Welcome to the Great Humpback Whale Trail! Currently we are en route to the Kermadec Islands, the northernmost outpost of Aotearoa. On Saturday evening our team sailed from Tauranga in a golden sunset aboard the RV Braveheart, a 39-metre Japanese-built expedition vessel that is to be our home for the next two and a half weeks. We sail in search of paikea, humpbacks of the South Pacific, as they pass the Kermadecs on their spring migration to the Antarctic.
The crew of the Braveheart set off for the Kermadecs.

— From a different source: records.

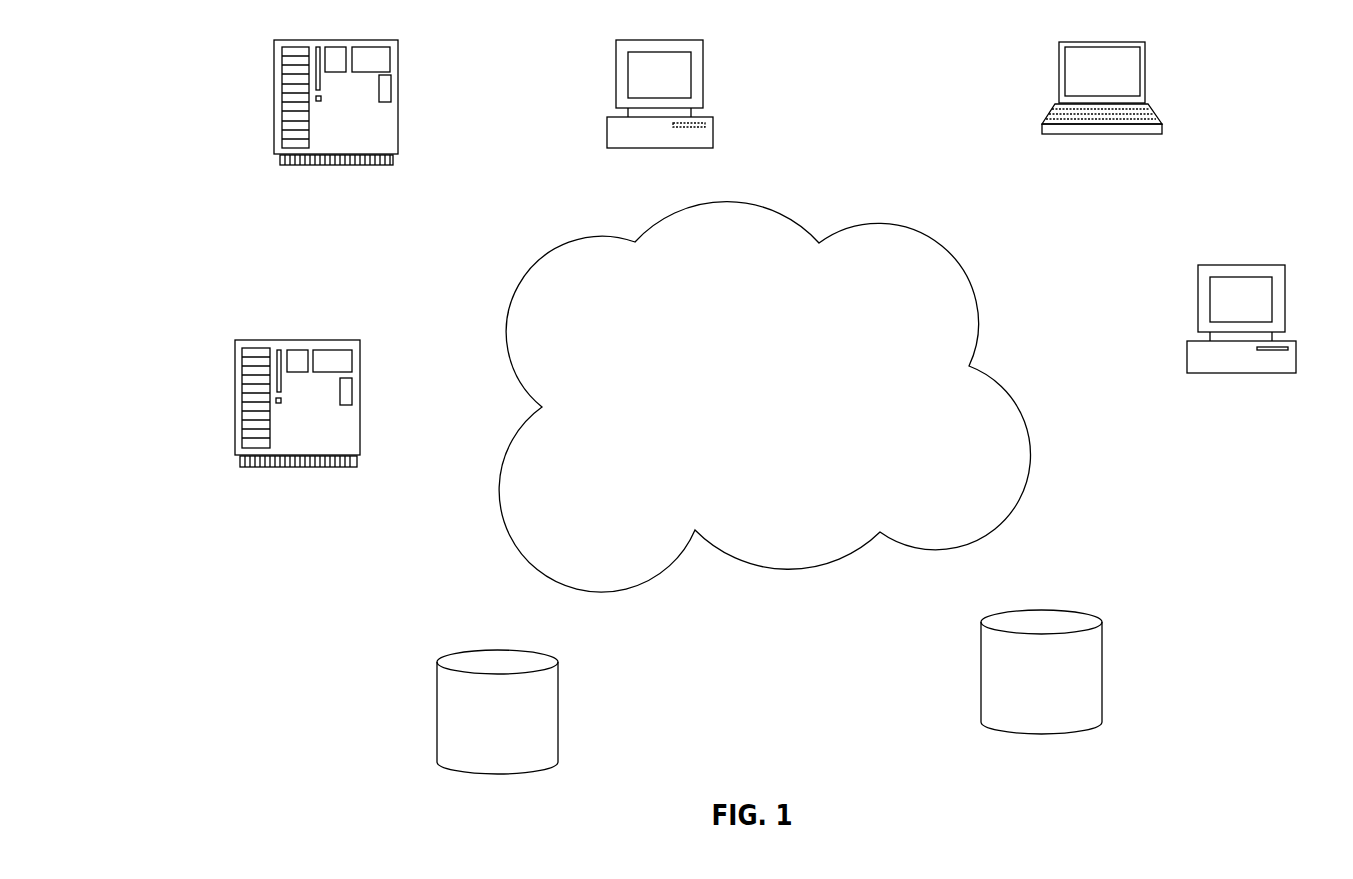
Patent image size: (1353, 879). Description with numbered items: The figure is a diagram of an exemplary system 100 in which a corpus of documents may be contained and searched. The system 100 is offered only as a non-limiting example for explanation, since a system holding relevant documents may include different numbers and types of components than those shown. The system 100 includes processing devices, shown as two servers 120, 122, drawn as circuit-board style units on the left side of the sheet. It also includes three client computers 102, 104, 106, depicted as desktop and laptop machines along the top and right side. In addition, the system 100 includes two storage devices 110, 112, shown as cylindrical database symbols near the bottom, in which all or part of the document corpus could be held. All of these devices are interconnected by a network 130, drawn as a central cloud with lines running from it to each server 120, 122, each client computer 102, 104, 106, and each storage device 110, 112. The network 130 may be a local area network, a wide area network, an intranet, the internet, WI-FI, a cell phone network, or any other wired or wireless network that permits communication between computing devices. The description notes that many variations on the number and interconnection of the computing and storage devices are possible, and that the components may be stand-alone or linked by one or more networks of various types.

The system 100 is at (147, 76).
The client computer 102 is at (690, 207).
The client computer 104 is at (940, 237).
The client computer 106 is at (969, 366).
The storage device 110 is at (598, 548).
The storage device 112 is at (928, 530).
The server 120 is at (555, 248).
The server 122 is at (542, 407).
The network 130 is at (764, 397).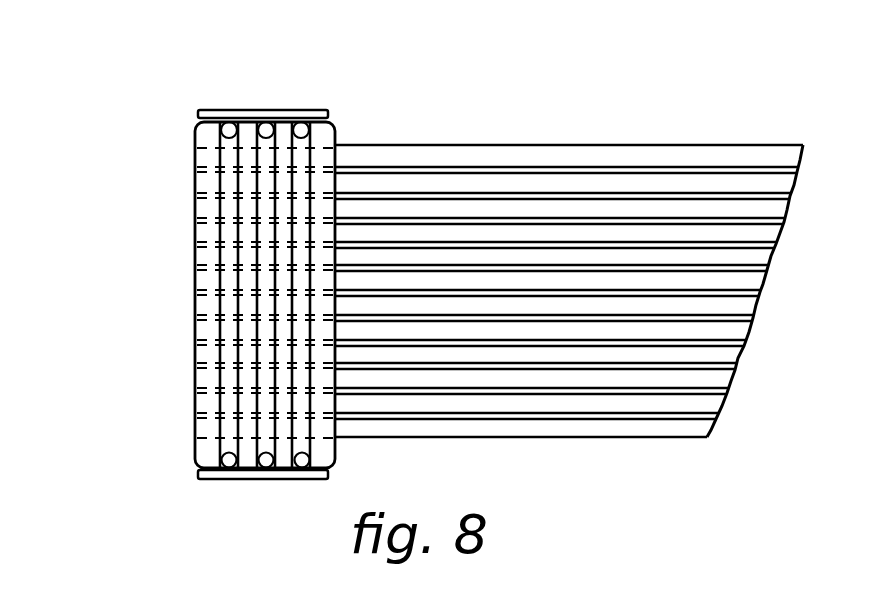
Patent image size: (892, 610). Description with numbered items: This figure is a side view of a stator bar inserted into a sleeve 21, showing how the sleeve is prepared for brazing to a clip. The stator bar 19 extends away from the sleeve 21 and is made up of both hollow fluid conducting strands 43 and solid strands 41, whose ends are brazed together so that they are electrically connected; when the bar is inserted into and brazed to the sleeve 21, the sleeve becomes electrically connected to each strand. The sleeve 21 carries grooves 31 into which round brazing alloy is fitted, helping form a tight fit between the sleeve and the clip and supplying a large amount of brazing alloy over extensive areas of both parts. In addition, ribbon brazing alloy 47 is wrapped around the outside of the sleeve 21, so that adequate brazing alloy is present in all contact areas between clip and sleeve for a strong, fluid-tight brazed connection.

The ribbon cable 19 is at (569, 290).
The sleeve 21 is at (286, 259).
The grooves 31 is at (337, 130).
The solid strands 41 is at (517, 432).
The hollow fluid conducting strands 43 is at (600, 403).
The ribbon brazing alloy 47 is at (312, 110).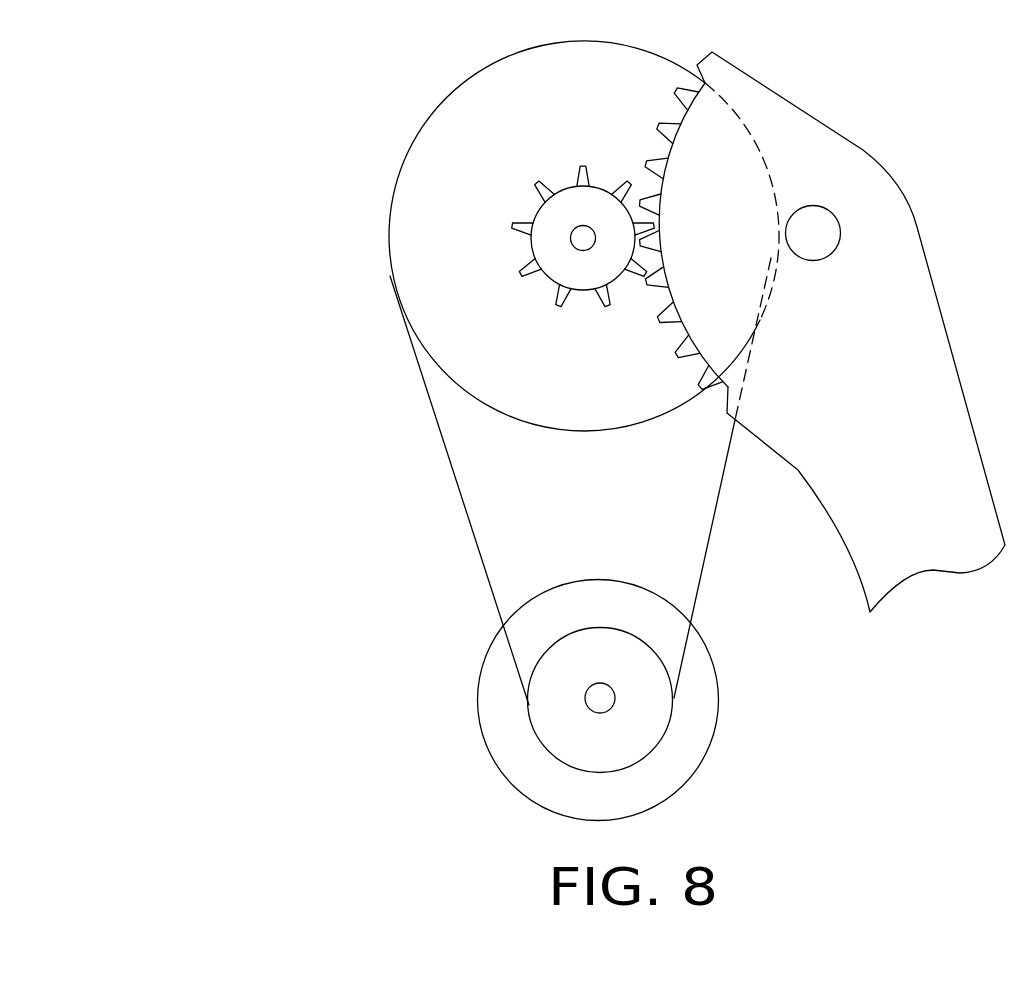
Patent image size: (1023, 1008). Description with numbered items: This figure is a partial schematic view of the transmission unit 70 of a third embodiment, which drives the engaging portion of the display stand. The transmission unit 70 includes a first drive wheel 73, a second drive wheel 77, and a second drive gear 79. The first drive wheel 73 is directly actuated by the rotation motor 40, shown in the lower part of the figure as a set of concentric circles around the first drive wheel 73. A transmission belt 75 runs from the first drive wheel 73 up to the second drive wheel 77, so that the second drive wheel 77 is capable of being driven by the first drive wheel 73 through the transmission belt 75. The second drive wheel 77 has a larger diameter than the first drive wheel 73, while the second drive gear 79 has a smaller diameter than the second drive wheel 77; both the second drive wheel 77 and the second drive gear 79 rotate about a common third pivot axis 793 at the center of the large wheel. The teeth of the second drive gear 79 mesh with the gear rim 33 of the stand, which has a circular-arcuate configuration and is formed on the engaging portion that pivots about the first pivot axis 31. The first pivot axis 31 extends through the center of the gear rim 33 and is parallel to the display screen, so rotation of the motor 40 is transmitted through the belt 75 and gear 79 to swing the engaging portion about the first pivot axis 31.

The driving mechanism 70 is at (312, 135).
The second drive wheel 77 is at (432, 240).
The second drive gear 79 is at (570, 212).
The third pivot axis 793 is at (575, 240).
The transmission belt 75 is at (470, 527).
The rotation motor 40 is at (507, 688).
The first drive wheel 73 is at (582, 720).
The gear rim 33 is at (676, 173).
The first pivot axis 31 is at (812, 233).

The expedition team comprises six whale experts, two seabird scientists, one underwater videographer, one photographer and one blogger/general maritime dogsbody. A small but persistent swell hitting the Braveheart on her beam kept many of the team in their bunks during our first day at sea. Most are now recovered from a brief bout of seasickness, and the wind and swell continue to drop. We have seen four baleen whales, at least one of which was a humpback, all headed south.
The Kermadec Islands themselves are the exposed tips of a much longer arc of submerged volcanoes, which in some cases rise to less than a hundred metres below the surface. Passing over one of these seamounts this morning, the Braveheart slowed as the crew took the opportunity to replenish the ship’s seafood stores. Within an hour we were on our way again with four kingfish, two hapuka and two bass stowed safely in the galley. Marine reserves surround all of the Kermadecs, with commercial and recreational fishing prohibited within 12 nautical miles of the islands, so this was our last chance to get a line in the water for the next few weeks. In 2016 the Kermadecs will become New Zealand’s largest marine reserve, with the reserve boundaries extended to 200 nautical miles.
Late this afternoon we passed, the southernmost of the Kermadec Islands. L’Esperance is a bare, craggy protuberance of red volcanic stone, shrouded in seabirds. A full moon rose in the east as we set our course back northward. We aim to be at Rangitahua/Raoul Island tomorrow morning (Tuesday), when the real work can begin!